Tuesday, April 20, 2010
The Tragic Nature of Spring
It's spring and there's lots to do fixing up the place. We had nine lambs, three died. You don't associate spring with tragedy in the popular imagination, but it's there just like the daffodils along the road. Two were born so weak to Bully's daughter, she tends to shy away from the feeding troughs with the grain. This year she had twins for the first time. But they couldn't stand despite her best coaxing. They walked around on their forelegs bleating for a day or two and finally succumbed. In the past we've bottle fed and run around in emergency mode. But this year, for some reason fatalism took over. This year death won an easy battle in the spring, a gimme in essence, but we have nine beautiful lambs and they frisk and play, they really do, skipping and jumping with the seasonal exuberance, the joy of being alive that puts us older ones to looking on with envy and thinking we could keep up, if only.
Friday, April 9, 2010
A Personal Rant Against Misfortune
This is a personal rant.

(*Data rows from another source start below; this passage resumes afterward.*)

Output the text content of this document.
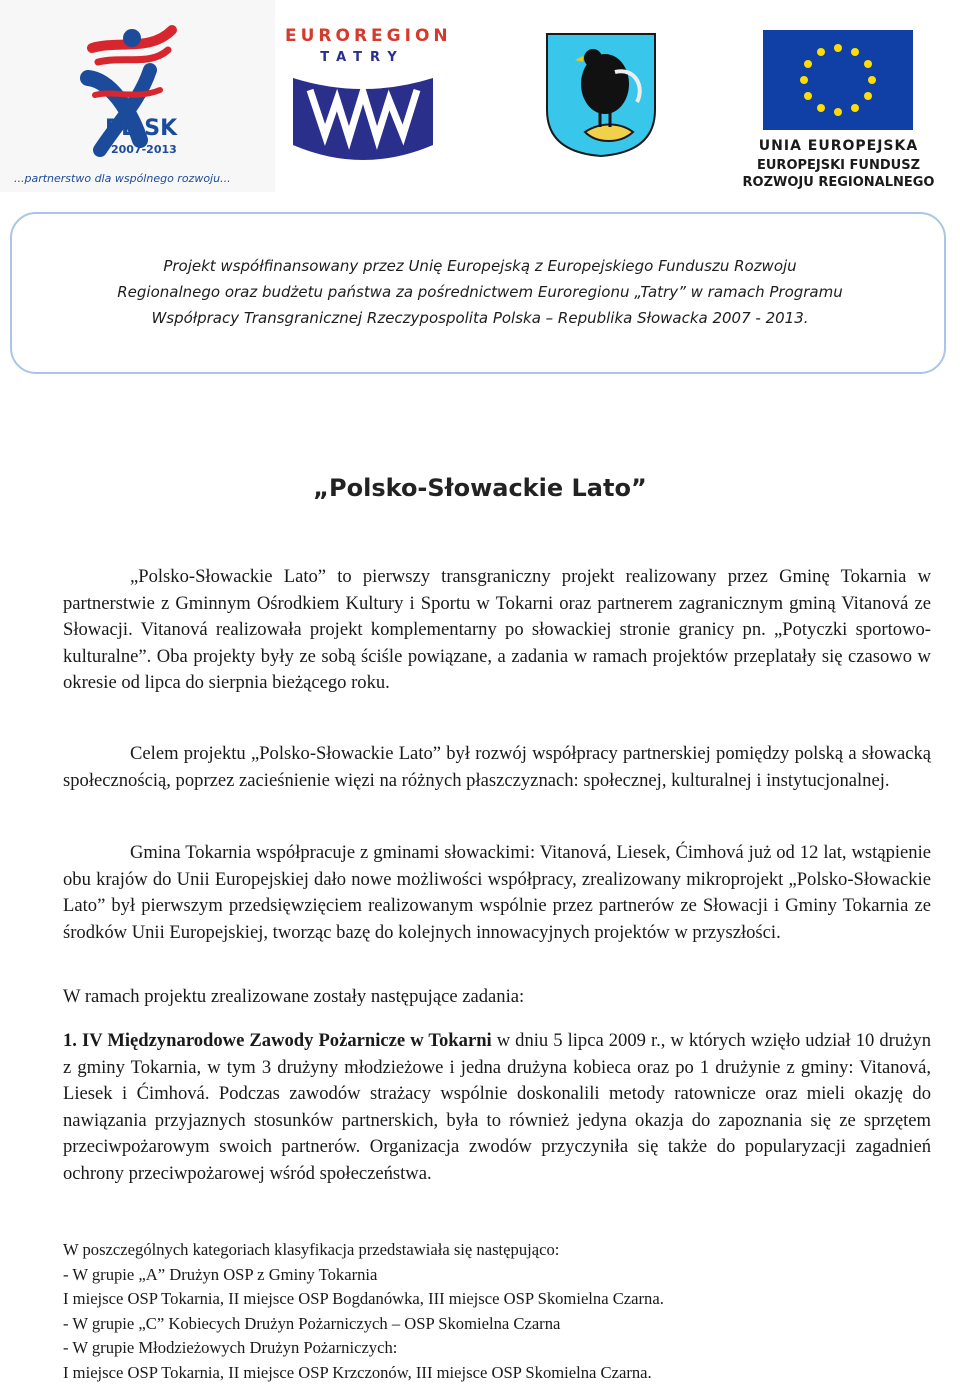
PL-SK
2007-2013
...partnerstwo dla wspólnego rozwoju...
EUROREGION
TATRY
UNIA EUROPEJSKA
EUROPEJSKI FUNDUSZ
ROZWOJU REGIONALNEGO
Projekt współfinansowany przez Unię Europejską z Europejskiego Funduszu Rozwoju
Regionalnego oraz budżetu państwa za pośrednictwem Euroregionu „Tatry” w ramach Programu
Współpracy Transgranicznej Rzeczypospolita Polska – Republika Słowacka 2007 - 2013.
„Polsko-Słowackie Lato”

„Polsko-Słowackie Lato” to pierwszy transgraniczny projekt realizowany przez Gminę Tokarnia w partnerstwie z Gminnym Ośrodkiem Kultury i Sportu w Tokarni oraz partnerem zagranicznym gminą Vitanová ze Słowacji. Vitanová realizowała projekt komplementarny po słowackiej stronie granicy pn. „Potyczki sportowo-kulturalne”. Oba projekty były ze sobą ściśle powiązane, a zadania w ramach projektów przeplatały się czasowo w okresie od lipca do sierpnia bieżącego roku.

Celem projektu „Polsko-Słowackie Lato” był rozwój współpracy partnerskiej pomiędzy polską a słowacką społecznością, poprzez zacieśnienie więzi na różnych płaszczyznach: społecznej, kulturalnej i instytucjonalnej.

Gmina Tokarnia współpracuje z gminami słowackimi: Vitanová, Liesek, Ćimhová już od 12 lat, wstąpienie obu krajów do Unii Europejskiej dało nowe możliwości współpracy, zrealizowany mikroprojekt „Polsko-Słowackie Lato” był pierwszym przedsięwzięciem realizowanym wspólnie przez partnerów ze Słowacji i Gminy Tokarnia ze środków Unii Europejskiej, tworząc bazę do kolejnych innowacyjnych projektów w przyszłości.

W ramach projektu zrealizowane zostały następujące zadania:

1. IV Międzynarodowe Zawody Pożarnicze w Tokarni w dniu 5 lipca 2009 r., w których wzięło udział 10 drużyn z gminy Tokarnia, w tym 3 drużyny młodzieżowe i jedna drużyna kobieca oraz po 1 drużynie z gminy: Vitanová, Liesek i Ćimhová. Podczas zawodów strażacy wspólnie doskonalili metody ratownicze oraz mieli okazję do nawiązania przyjaznych stosunków partnerskich, była to również jedyna okazja do zapoznania się ze sprzętem przeciwpożarowym swoich partnerów. Organizacja zwodów przyczyniła się także do popularyzacji zagadnień ochrony przeciwpożarowej wśród społeczeństwa.

W poszczególnych kategoriach klasyfikacja przedstawiała się następująco:
- W grupie „A” Drużyn OSP z Gminy Tokarnia
I miejsce OSP Tokarnia, II miejsce OSP Bogdanówka, III miejsce OSP Skomielna Czarna.
- W grupie „C” Kobiecych Drużyn Pożarniczych – OSP Skomielna Czarna
- W grupie Młodzieżowych Drużyn Pożarniczych:
I miejsce OSP Tokarnia, II miejsce OSP Krzczonów, III miejsce OSP Skomielna Czarna.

I'm tired of going after the big issues of the day. Yeah, it makes me feel better, but what good does it do? I'm not kidding myself. I worked as a reporter for ten years and the world went on after I quit. All of this is like the waves hitting at rocks. Like quantum physics, inexplicable, thought transference through some undiscovered medium, hoping that some current of thought will be picked up and like magic impact multitudes. Like prayer, this blogging depends on faith and discipline and ultimately its effect on anything but the mind of the perpetrator is on shaky ground.